C. Registered and Used in Bad Faith
Paragraph 4(b) of the Policy states that the following circumstances in particular, but without limitation, shall be evidence of registration and use of a domain name in bad faith:
(i) circumstances indicating that the respondent has registered or acquired the domain name primarily for the purpose of selling, renting, or otherwise transferring the domain name registration to the complainant who is the owner of the trademark or service mark or to a competitor of that complainant, for valuable consideration in excess of documented out-of-pocket costs directly related to the domain name; or
(ii) the respondent registered the domain name in order to prevent the owner of the trademark or service mark from reflecting the mark in a corresponding domain name, provided that the respondent has engaged in a pattern of such conduct; or
(iii) the respondent has registered the domain name primarily for the purpose of disrupting the business of a competitor; or
(iv) by using the domain name, the respondent has intentionally attempted to attract, for commercial gain, Internet users to its website or other online location, by creating a likelihood of confusion with the complainant’s mark as to the source, sponsorship, affiliation, or endorsement of its website or location or of a product or service on its website or location.
When the disputed domain name was registered by the Respondent (in 2019), the trademark SANOFI was already well-known worldwide and directly connected to the Complainant’s pharmaceutical products.
The disputed domain name encompasses the trademark SANOFI, which is a coined term, with no dictionary meaning.
Therefore, the Panel concludes that it is very unlikely that the Respondent was not aware of the Complainant’s trademark and that the adoption of the expression “sanofi.fun” was a mere coincidence.
Furthermore, using the disputed domain name to host a parking page the Respondent creates a likelihood of confusion with the Complainant’s trademark and potentially obtains revenue from this practice.
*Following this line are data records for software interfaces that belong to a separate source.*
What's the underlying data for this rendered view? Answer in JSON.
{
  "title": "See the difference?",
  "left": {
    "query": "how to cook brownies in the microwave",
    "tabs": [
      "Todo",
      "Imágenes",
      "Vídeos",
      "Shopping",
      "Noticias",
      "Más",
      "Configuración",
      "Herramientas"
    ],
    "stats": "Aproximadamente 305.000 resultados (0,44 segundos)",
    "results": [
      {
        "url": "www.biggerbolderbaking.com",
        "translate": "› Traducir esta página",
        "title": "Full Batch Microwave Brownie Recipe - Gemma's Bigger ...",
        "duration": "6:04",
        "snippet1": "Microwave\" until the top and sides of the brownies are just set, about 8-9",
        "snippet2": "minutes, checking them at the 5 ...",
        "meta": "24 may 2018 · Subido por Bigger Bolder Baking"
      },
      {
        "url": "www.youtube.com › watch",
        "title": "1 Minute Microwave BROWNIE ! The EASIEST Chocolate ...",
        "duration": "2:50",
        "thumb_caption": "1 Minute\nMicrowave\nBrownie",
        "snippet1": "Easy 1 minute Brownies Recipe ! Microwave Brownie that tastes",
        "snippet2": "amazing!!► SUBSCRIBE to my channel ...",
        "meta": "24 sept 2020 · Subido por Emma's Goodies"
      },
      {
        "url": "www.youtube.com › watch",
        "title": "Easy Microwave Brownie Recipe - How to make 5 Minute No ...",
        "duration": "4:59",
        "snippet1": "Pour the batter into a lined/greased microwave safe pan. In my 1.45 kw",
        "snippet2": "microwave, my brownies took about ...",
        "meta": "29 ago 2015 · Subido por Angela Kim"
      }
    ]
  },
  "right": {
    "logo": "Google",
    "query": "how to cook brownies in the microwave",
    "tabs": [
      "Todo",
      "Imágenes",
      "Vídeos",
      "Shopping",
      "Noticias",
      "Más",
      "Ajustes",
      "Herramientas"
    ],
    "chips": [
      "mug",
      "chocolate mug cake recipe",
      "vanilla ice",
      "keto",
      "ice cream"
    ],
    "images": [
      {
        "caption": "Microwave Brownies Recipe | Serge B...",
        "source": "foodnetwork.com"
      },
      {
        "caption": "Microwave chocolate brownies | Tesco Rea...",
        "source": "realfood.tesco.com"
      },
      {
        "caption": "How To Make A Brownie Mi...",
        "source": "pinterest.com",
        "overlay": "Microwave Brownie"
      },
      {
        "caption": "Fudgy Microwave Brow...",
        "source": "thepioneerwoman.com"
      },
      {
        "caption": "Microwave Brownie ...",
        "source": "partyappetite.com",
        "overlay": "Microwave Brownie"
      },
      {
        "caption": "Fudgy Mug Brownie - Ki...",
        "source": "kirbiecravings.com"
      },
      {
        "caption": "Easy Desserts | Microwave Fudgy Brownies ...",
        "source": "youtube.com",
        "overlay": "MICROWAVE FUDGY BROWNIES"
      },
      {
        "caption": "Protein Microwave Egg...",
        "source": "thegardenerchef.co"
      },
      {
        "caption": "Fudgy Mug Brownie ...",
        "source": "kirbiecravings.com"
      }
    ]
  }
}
These circumstances are enough to characterize bad faith use of the disputed domain name.
Finally, the absence of a reply from the Respondent and of any justification for the use of a well-known trademark are further evidences of bad faith in the present case.
Accordingly, the Panel finds that the disputed domain name was registered and is being used in bad faith, and the Complainant has also satisfied the third element of the Policy.
For the foregoing reasons, in accordance with paragraphs 4(i) of the Policy and 15 of the Rules, the Panel orders that the disputed domain name, <sanofi.fun> be transferred to the Complainant.